3:30 pm - 4:30 pm
1305 Newell Simon Hall
Abstract: Visual recognition involves reasoning about structured relations at multiple levels of detail. For example, human behaviour analysis requires a comprehensive labeling covering individual low-level actions to pair-wise interactions through to high-level events. Scene understanding can benefit from considering labels and their inter-relations. In this talk I will present recent work by our group building deep learning approaches capable of modeling these structures. I will present models for learning trajectory features that represent individual human actions, and hierarchical temporal models for group activity recognition. General purpose structured inference machines will be described, building from notions of message passing within graphical models. These will be used in models for inferring individual and group activity and modeling structured relations for image labeling problems.
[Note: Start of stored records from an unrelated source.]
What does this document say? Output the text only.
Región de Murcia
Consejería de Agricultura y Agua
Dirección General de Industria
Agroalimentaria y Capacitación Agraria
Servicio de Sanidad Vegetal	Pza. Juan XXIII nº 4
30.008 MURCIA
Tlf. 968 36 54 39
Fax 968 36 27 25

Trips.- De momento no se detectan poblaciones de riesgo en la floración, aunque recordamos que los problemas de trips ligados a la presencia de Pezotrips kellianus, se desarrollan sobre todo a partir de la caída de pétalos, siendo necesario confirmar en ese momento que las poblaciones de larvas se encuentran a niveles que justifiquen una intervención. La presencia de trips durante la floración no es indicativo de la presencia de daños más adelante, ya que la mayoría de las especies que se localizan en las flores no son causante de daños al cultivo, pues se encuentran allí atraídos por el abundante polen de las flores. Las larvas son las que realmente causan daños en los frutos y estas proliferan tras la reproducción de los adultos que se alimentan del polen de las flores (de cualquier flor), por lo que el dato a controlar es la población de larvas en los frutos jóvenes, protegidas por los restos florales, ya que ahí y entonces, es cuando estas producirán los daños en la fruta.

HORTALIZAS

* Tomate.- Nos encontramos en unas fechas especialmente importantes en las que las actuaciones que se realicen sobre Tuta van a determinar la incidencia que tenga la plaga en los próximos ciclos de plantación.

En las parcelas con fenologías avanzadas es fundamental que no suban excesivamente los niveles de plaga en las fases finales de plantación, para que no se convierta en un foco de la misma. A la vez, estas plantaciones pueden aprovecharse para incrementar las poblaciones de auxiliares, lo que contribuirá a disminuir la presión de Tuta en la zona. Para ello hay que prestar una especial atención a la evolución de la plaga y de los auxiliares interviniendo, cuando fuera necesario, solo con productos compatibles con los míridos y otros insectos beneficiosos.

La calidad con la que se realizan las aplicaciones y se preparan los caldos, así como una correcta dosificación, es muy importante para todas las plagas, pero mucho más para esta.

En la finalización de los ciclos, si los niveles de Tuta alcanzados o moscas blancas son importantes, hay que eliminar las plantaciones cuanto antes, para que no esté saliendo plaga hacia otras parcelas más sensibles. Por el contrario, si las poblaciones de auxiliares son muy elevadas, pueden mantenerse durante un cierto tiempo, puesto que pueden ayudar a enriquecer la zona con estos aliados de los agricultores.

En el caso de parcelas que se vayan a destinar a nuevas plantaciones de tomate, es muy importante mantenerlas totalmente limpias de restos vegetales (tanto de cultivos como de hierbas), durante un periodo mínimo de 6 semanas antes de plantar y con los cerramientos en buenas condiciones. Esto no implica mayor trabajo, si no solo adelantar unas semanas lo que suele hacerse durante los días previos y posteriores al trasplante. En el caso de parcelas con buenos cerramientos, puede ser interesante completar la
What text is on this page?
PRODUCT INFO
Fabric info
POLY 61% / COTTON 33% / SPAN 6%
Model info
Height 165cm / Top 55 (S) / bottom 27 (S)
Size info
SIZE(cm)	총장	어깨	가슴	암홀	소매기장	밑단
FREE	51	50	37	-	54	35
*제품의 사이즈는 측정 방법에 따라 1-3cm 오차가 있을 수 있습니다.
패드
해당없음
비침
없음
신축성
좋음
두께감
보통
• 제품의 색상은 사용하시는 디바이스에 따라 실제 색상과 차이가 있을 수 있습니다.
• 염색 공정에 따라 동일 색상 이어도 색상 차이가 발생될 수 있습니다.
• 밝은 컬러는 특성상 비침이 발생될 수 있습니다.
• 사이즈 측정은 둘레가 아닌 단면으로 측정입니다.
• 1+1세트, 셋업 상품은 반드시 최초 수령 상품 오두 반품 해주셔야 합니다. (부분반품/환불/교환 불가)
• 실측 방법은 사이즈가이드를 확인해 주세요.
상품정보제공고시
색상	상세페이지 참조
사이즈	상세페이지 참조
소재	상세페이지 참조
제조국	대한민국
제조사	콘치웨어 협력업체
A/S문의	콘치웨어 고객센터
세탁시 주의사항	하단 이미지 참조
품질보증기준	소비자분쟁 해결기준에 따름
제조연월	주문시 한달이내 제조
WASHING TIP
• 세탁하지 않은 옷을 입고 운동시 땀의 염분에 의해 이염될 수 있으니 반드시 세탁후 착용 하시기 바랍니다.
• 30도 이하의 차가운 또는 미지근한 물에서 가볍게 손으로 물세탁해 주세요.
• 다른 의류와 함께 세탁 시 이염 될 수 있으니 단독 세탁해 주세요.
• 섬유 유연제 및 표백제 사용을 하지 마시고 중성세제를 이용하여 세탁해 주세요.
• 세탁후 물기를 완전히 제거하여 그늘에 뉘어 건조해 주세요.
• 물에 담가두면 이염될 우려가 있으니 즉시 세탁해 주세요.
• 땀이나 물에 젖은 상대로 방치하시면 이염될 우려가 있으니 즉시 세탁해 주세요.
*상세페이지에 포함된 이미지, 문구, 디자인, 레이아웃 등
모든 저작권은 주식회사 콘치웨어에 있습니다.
Bio: Greg Mori received the Ph.D. degree in Computer Science from the University of California, Berkeley in 2004. He received an Hon. B.Sc. in Computer Science and Mathematics with High Distinction from the University of Toronto in 1999. He spent one year (1997-1998) as an intern at Advanced Telecom munications Research (ATR) in Kyoto, Japan. He spent part of 2014-2015 as a Visiting Scientist at Google in Mountain View, CA. After graduating from Berkeley, he returned home to Vancouver and is currently a Professor and the Director of the School of Computing Science at Simon Fraser University. Dr. Mori’s research interests are in computer vision and machine learning. Dr. Mori has served on the organizing committees of the major computer vision conferences (CVPR, ECCV, ICCV). Dr. Mori is an Associate Editor of IEEE Transactions on Pattern Analysis and Machine Intelligence (TPAMI) and an Editorial Board Member of the International Journal of Computer Vision (IJCV).